By ES (17)
Some out-of-state attorneys prefer wills as the primary estate planning vehicle. California attorneys prefer Trusts. Why?
When wills are used, Decedent’s assets must usually go through the probate process to reach the intended beneficiaries.
- The probate process is cumbersome.
- Probate is a very public process. Many clients would prefer a private disposition of their finances after death.
- Wills “speak” only at death and do nothing during lifetime incapacity.
- Wills need a built-in testamentary trust to do tax planning.
Trusts, by comparison:
- Bypass the court system unless a litigious family member sues.
- Trusts are not public documents and lend greater privacy.
- Trusts are effective immediately and may be utilized for incapacity planning.
- With a trust-based plan, a simple “pour-over” will is used to supplement the trust.
- Trusts can do tax planning for a credit shelter trust or for descendants.

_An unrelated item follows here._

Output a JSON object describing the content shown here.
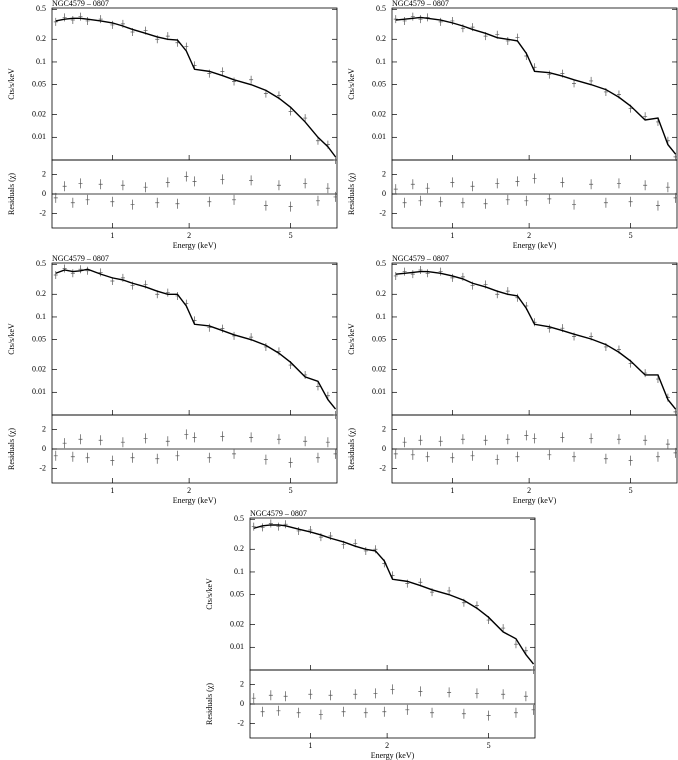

In Los Angeles County, where an ordinary probate matter takes 18 months, the advantages of a trust are self-evident. In jurisdictions without a cumbersome probate process, the strongest points in favor of trusts are privacy and their ability to be used during incapacity. True, powers of attorney provide some protection during incapacity. However, powers of attorney are not as readily accepted by financial institutions. A local bank drove a client of mine crazy insisting that the principal (his decrepit mother) appear in person at the bank to vouch for the power of attorney that she had signed days before in the presence of a notary public. Stale powers of attorney are especially prone to being ignored. I have heard that some title companies will not accept powers of attorney for real estate transactions, unless the power was created within the preceding year.

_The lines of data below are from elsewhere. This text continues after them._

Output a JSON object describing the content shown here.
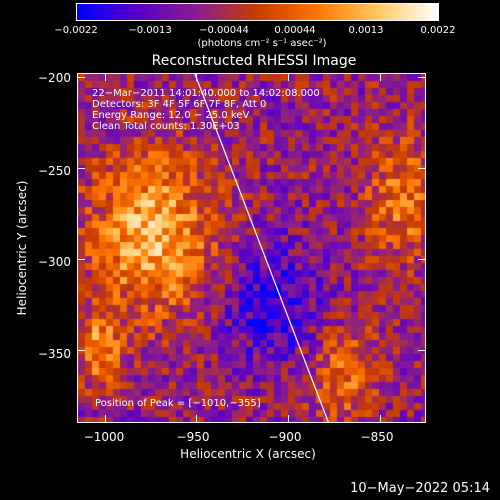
{
  "chart_data": {
    "type": "heatmap",
    "title": "Reconstructed RHESSI Image",
    "xlabel": "Heliocentric X (arcsec)",
    "ylabel": "Heliocentric Y (arcsec)",
    "xlim": [
      -1015,
      -825
    ],
    "ylim": [
      -390,
      -198
    ],
    "x_ticks": [
      -1000,
      -950,
      -900,
      -850
    ],
    "x_tick_labels": [
      "−1000",
      "−950",
      "−900",
      "−850"
    ],
    "y_ticks": [
      -200,
      -250,
      -300,
      -350
    ],
    "y_tick_labels": [
      "−200",
      "−250",
      "−300",
      "−350"
    ],
    "colorbar": {
      "range": [
        -0.0022,
        0.0022
      ],
      "tick_values": [
        -0.0022,
        -0.0013,
        -0.00044,
        0.00044,
        0.0013,
        0.0022
      ],
      "tick_labels": [
        "−0.0022",
        "−0.0013",
        "−0.00044",
        "0.00044",
        "0.0013",
        "0.0022"
      ],
      "units": "(photons cm⁻² s⁻¹ asec⁻²)",
      "colors": [
        "#0000ff",
        "#5a00c8",
        "#8a1e8c",
        "#c83c00",
        "#ff7800",
        "#ffc864",
        "#ffffff"
      ]
    },
    "annotations": [
      "22−Mar−2011 14:01:40.000 to 14:02:08.000",
      "Detectors: 3F 4F 5F 6F 7F 8F, Att 0",
      "Energy Range: 12.0 − 25.0 keV",
      "Clean     Total counts: 1.30E+03"
    ],
    "peak_label": "Position of Peak = [−1010,−355]",
    "peak_position": [
      -1010,
      -355
    ],
    "limb_line": [
      [
        -951,
        -198
      ],
      [
        -878,
        -390
      ]
    ],
    "limb_color": "#ffffff"
  },
  "timestamp": "10−May−2022 05:14"
}
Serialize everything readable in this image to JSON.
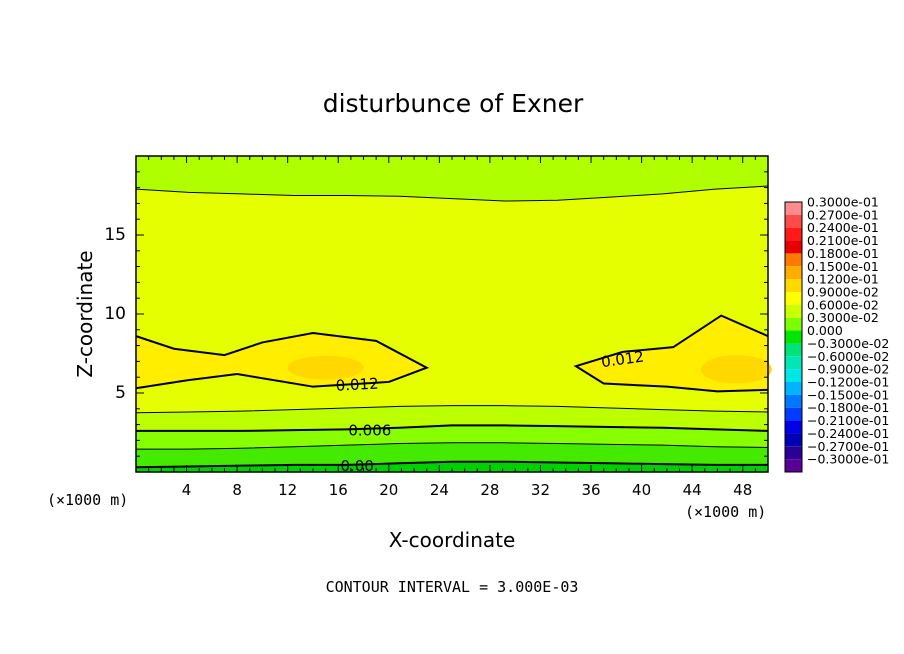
{
  "chart_data": {
    "type": "heatmap",
    "title": "disturbunce of Exner",
    "xlabel": "X-coordinate",
    "ylabel": "Z-coordinate",
    "x_unit": "(×1000 m)",
    "x_unit_right": "(×1000 m)",
    "xlim": [
      0,
      50
    ],
    "ylim": [
      0,
      20
    ],
    "x_ticks": [
      4,
      8,
      12,
      16,
      20,
      24,
      28,
      32,
      36,
      40,
      44,
      48
    ],
    "y_ticks": [
      5,
      10,
      15
    ],
    "footer": "CONTOUR INTERVAL = 3.000E-03",
    "contour_labels": [
      {
        "text": "0.012",
        "x": 17.5,
        "z": 5.5
      },
      {
        "text": "0.012",
        "x": 38.5,
        "z": 7.1
      },
      {
        "text": "0.006",
        "x": 18.5,
        "z": 2.6
      },
      {
        "text": "0.00",
        "x": 17.5,
        "z": 0.35
      }
    ],
    "colorbar": {
      "labels": [
        "0.3000e-01",
        "0.2700e-01",
        "0.2400e-01",
        "0.2100e-01",
        "0.1800e-01",
        "0.1500e-01",
        "0.1200e-01",
        "0.9000e-02",
        "0.6000e-02",
        "0.3000e-02",
        "0.000",
        "−0.3000e-02",
        "−0.6000e-02",
        "−0.9000e-02",
        "−0.1200e-01",
        "−0.1500e-01",
        "−0.1800e-01",
        "−0.2100e-01",
        "−0.2400e-01",
        "−0.2700e-01",
        "−0.3000e-01"
      ],
      "colors": [
        "#ff8c8c",
        "#ff4a4a",
        "#ff1a1a",
        "#e60000",
        "#ff7a00",
        "#ffae00",
        "#ffd800",
        "#ffff00",
        "#ccff00",
        "#7cff00",
        "#00e600",
        "#00e27a",
        "#00e6b4",
        "#00e6e6",
        "#00b4ff",
        "#0078ff",
        "#003cff",
        "#0000e6",
        "#0000b4",
        "#2a0096",
        "#5a0096"
      ]
    },
    "levels": [
      -0.003,
      0,
      0.003,
      0.006,
      0.009,
      0.012,
      0.015
    ],
    "level_colors": [
      "#00dc00",
      "#3ce600",
      "#7cff00",
      "#a8ff00",
      "#ccff00",
      "#ffff00",
      "#ffd800"
    ],
    "contours_z": [
      {
        "level": 0.0,
        "z": [
          0.3,
          0.35,
          0.4,
          0.45,
          0.45,
          0.55,
          0.65,
          0.65,
          0.6,
          0.55,
          0.5,
          0.45,
          0.45
        ]
      },
      {
        "level": 0.003,
        "z": [
          1.45,
          1.45,
          1.5,
          1.6,
          1.7,
          1.8,
          1.85,
          1.85,
          1.8,
          1.75,
          1.7,
          1.6,
          1.55
        ]
      },
      {
        "level": 0.006,
        "z": [
          2.6,
          2.6,
          2.6,
          2.65,
          2.7,
          2.8,
          2.95,
          2.95,
          2.9,
          2.85,
          2.8,
          2.7,
          2.6
        ]
      },
      {
        "level": 0.009,
        "z": [
          3.75,
          3.8,
          3.85,
          3.95,
          4.05,
          4.15,
          4.2,
          4.2,
          4.15,
          4.05,
          3.95,
          3.85,
          3.8
        ]
      },
      {
        "level": 0.009,
        "z": [
          17.9,
          17.7,
          17.6,
          17.5,
          17.5,
          17.45,
          17.3,
          17.15,
          17.2,
          17.4,
          17.6,
          17.9,
          18.1
        ]
      }
    ],
    "core_0012": [
      {
        "x": 0,
        "z": 8.6
      },
      {
        "x": 3,
        "z": 7.8
      },
      {
        "x": 7,
        "z": 7.4
      },
      {
        "x": 10,
        "z": 8.2
      },
      {
        "x": 14,
        "z": 8.8
      },
      {
        "x": 19,
        "z": 8.3
      },
      {
        "x": 23,
        "z": 6.6
      },
      {
        "x": 20,
        "z": 5.7
      },
      {
        "x": 14,
        "z": 5.4
      },
      {
        "x": 8,
        "z": 6.2
      },
      {
        "x": 4,
        "z": 5.8
      },
      {
        "x": 0,
        "z": 5.3
      }
    ],
    "right_0012": [
      {
        "x": 50,
        "z": 8.6
      },
      {
        "x": 46.3,
        "z": 9.9
      },
      {
        "x": 42.5,
        "z": 7.9
      },
      {
        "x": 38.5,
        "z": 7.6
      },
      {
        "x": 34.8,
        "z": 6.7
      },
      {
        "x": 37,
        "z": 5.6
      },
      {
        "x": 42,
        "z": 5.4
      },
      {
        "x": 46,
        "z": 5.1
      },
      {
        "x": 50,
        "z": 5.2
      }
    ],
    "inner_0015": [
      {
        "cx": 15.0,
        "cz": 6.6,
        "rx": 3.0,
        "rz": 0.75
      },
      {
        "cx": 47.5,
        "cz": 6.5,
        "rx": 2.8,
        "rz": 0.9
      }
    ]
  }
}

As Americans live longer, the chance of a client encountering a period of incapacity is ever-increasing. So, having a solution for the problem of incapacity is rather important.
Above, I wrote that wills are “usually” probated. It depends on the size of the “probatable” estate. In California, the threshold value of decedent’s estate $150,000. Below that, summary procedures can be used. Above that amount, a full-blown probate proceeding is required.